Oysa 8 Haziran günü, Lüleburgaz’ın Büyükkarıştıran beldesinde göçün 25. yılı dolayısıyla düzenlenen anma töreninde, HÖH/D(P)S milletvekillerinden Hüseyin Hafızov, “… Bence 1989 göçü, benim için göç değil, bir hicrettir. Bakın hicret kutsal bir vazifedir. Nasıl ki Peygamberimiz Mekke’den Medine’ye hicret etti, güzel bir şehirden başka bir güzel şehre gitti, nasıl ki Peygamberimiz Mekke’den kaçarak Medine’ye sığındı, daha sonra da yine Mekke’ye döndü, aynı şekilde biz Bulgaristan’ı da seviyoruz, Türkiye’yi de… Allah bizim Türklüğümüzü ve Müslümanlığımızı korumamızı nasip eylesin!…” demişti.
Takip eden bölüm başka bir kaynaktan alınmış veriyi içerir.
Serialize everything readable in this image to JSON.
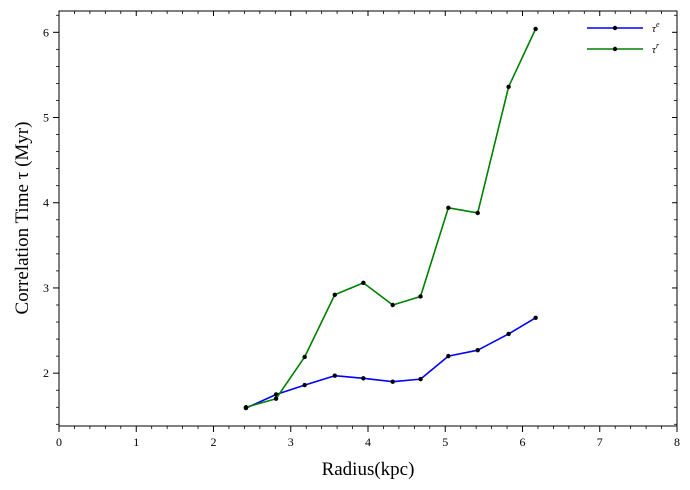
{
  "chart_data": {
    "type": "line",
    "title": "",
    "xlabel": "Radius(kpc)",
    "ylabel": "Correlation Time τ (Myr)",
    "xlim": [
      0,
      8
    ],
    "ylim": [
      1.38,
      6.25
    ],
    "xticks": [
      "0",
      "1",
      "2",
      "3",
      "4",
      "5",
      "6",
      "7",
      "8"
    ],
    "yticks": [
      "2",
      "3",
      "4",
      "5",
      "6"
    ],
    "grid": false,
    "legend_position": "top-right",
    "x": [
      2.42,
      2.81,
      3.18,
      3.57,
      3.94,
      4.32,
      4.68,
      5.04,
      5.42,
      5.82,
      6.17
    ],
    "series": [
      {
        "name": "τ^e",
        "name_base": "τ",
        "name_sup": "e",
        "color": "#0000ff",
        "values": [
          1.59,
          1.75,
          1.86,
          1.97,
          1.94,
          1.9,
          1.93,
          2.2,
          2.27,
          2.46,
          2.65
        ]
      },
      {
        "name": "τ^r",
        "name_base": "τ",
        "name_sup": "r",
        "color": "#008000",
        "values": [
          1.6,
          1.7,
          2.19,
          2.92,
          3.06,
          2.8,
          2.9,
          3.94,
          3.88,
          5.36,
          6.04
        ]
      }
    ]
  }
}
Hüseyin Hafızov’un, HÖH/D(P)S’nin ezoterik kısmına, yani iç yüzüne ulaşıp ulaşmadığını bilemem, fakat bu HÖH/D(P)S’nin egzoterik yanıdır, yani geniş kitlelerden oy almak için dışa dönük yanıdır. HÖH/D(P)S’nin bu dış yüzü, yine HÖH/D(P)S tekelinde düzenlenen Türkan bebeği ve diğer şehitleri anma törenlerinde görülür… Bu törenlerde HÖH/D(P)S’nin hangi mertebelerine ulaştıklarını, yani hangi yüzüne ulaştıklarını bilemediğim BRGK başkanının veya BAL-GÖÇ başkanının da boy göstermesi büyük bir olasılık…
Birbirlerine nasıl seslendikleri bilinmez, fakat HÖH/D(P)S’nin en tepedeki yöneticilerinin birbirleriyle hiç Türkçe konuşmadıkları bilinen bir gerçektir…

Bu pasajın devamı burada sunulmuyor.